3. Habilidades prácticas

El conocimiento es vital y los estándares académicos son la piedra angular de las universidades. Pero los graduados tienen que ser capaces de hacer realidad las cosas y hacer que sucedan cosas en el mundo real. Los estudiantes deben trabajar en estrecha colaboración con empresas de diferente tipo para entender lo que se espera de ellos en su primer día de trabajo.

4. Habilidades interpersonales

Los estudiantes necesitan entender que las cosas más complejas que tendrán que gestionar son las personas. Las personas son el activo fundamental para cualquier organización y por eso una comunicación efectiva, la inteligencia emocional y la empatía son esenciales para trabajar exitosamente en equipos y liderarlos.

5. Sé una persona, no un número

Para ayudar a los estudiantes a desarrollarse como personas, los profesores universitarios necesitan conocerlos bien. Los estudiantes precisan feedback y asesoramiento, apoyo y comprensión, no burocracia y anonimato.

6. La creatividad no está muerta

La universidad es un espacio para la experimentación, para identificar y evaluar nuevas oportunidades, para intentar y fallar, para forzar nuestros límites y volvera descubrirse a uno mismo. Las empresas necesitan personas que piensen diferente para que puedan innovar, y los programas de negocios deben ayudara los estudiantes a desbloquear esta creatividad oculta.

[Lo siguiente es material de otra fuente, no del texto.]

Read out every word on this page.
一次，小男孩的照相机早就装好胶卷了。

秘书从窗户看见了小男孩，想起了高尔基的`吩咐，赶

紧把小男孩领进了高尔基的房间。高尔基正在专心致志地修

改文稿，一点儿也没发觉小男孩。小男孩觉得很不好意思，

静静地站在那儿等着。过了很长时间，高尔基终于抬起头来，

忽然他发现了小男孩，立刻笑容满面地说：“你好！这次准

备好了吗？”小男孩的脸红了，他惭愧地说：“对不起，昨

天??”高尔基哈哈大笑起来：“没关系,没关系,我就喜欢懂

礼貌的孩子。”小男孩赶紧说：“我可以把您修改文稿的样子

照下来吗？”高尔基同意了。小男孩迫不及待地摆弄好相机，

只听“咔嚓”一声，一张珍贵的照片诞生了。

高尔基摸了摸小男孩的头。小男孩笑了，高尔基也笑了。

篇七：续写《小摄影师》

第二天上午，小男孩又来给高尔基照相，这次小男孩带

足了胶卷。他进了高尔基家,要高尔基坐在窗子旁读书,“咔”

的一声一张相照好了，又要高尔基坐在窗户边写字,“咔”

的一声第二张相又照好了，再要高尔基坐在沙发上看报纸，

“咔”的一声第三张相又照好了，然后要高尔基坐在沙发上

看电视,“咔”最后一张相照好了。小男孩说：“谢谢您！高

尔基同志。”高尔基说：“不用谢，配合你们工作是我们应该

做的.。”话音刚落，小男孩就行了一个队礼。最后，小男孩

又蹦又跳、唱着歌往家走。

7. Mentalidad emprendedora

Los estudiantes necesitan aprender a pensar como un emprendedor, y los programas de negocios deben proporcionar los ecosistemas en los que los estudiantes puedan desarrollar y poner a prueba sus ideas, y si es posible, crear realmente start-up. Incluso las empresas establecidas necesitan intraemprendedores para impulsarse.

8. Encuentra tu pasión

Uno de los primeros mensajes que dar a los estudiantes es que, a menos que hayan identificado ya su pasión, su principal trabajo durante sus estudios es encontrarla y hacer aquello que les inspira. Los estudiantes millennial están buscando significado, para crear la diferencia, para aprender y crecer. Encontrar aquello por lo que realmente estás apasionado significa que el trabajo deja de ser una obligación y empieza a ser una razón de ser.

9. Marca la diferencia

Los programas de negocio están educando a los líderes del futuro, por lo tanto, deben tener un fuerte compromiso ético para hacer que nuestra sociedad sea un lugar mejor para vivir. La enseñanza de la ética es una pequeña parte. Por encima de todo, lo que se necesita es humildad, un valor que muchos programas de negocios parecen haber perdido en la lucha por el estatus de élite.

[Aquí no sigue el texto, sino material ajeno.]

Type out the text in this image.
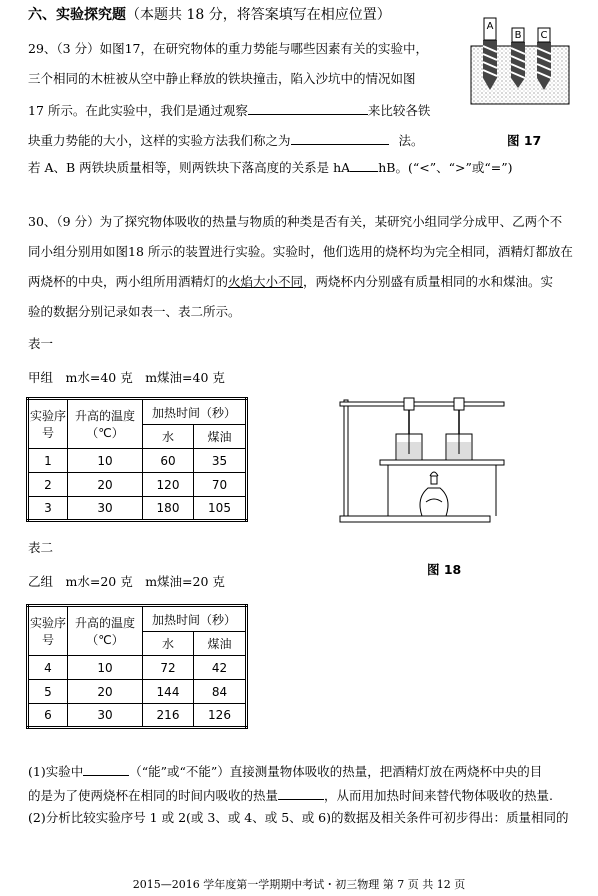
六、实验探究题（本题共 18 分，将答案填写在相应位置）
29、（3 分）如图17，在研究物体的重力势能与哪些因素有关的实验中，
三个相同的木桩被从空中静止释放的铁块撞击，陷入沙坑中的情况如图
17 所示。在此实验中，我们是通过观察	来比较各铁
块重力势能的大小，这样的实验方法我们称之为	法。	图 17
若 A、B 两铁块质量相等，则两铁块下落高度的关系是 hA hB。(“<”、“>”或“=”)
A
B C
30、（9 分）为了探究物体吸收的热量与物质的种类是否有关，某研究小组同学分成甲、乙两个不
同小组分别用如图18 所示的装置进行实验。实验时，他们选用的烧杯均为完全相同，酒精灯都放在
两烧杯的中央，两小组所用酒精灯的火焰大小不同，两烧杯内分别盛有质量相同的水和煤油。实
验的数据分别记录如表一、表二所示。
表一
甲组　m水=40 克　m煤油=40 克
实验序号	升高的温度（℃）	加热时间（秒）	
		水	煤油
1	10	60	35
2	20	120	70
3	30	180	105
图 18
表二
乙组　m水=20 克　m煤油=20 克
实验序号	升高的温度（℃）	加热时间（秒）	
		水	煤油
4	10	72	42
5	20	144	84
6	30	216	126
(1)实验中	（“能”或“不能”）直接测量物体吸收的热量，把酒精灯放在两烧杯中央的目
的是为了使两烧杯在相同的时间内吸收的热量	，从而用加热时间来替代物体吸收的热量.
(2)分析比较实验序号 1 或 2(或 3、或 4、或 5、或 6)的数据及相关条件可初步得出：质量相同的
2015—2016 学年度第一学期期中考试・初三物理 第 7 页 共 12 页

10. Amplía tu visión y haz que tu horizonte crezca

Los estudiantes de negocios tienen que ser capaces de unir las piezas del complejo mundo de la gestión de las organizaciones,los mercados, y los cambios en las políticas económicas, culturales y sociales para que puedan ver el panorama y la imagen general de la que forman parte. Sólo entonces pueden tratar de influir en ese panorama y hacer una contribución significativa.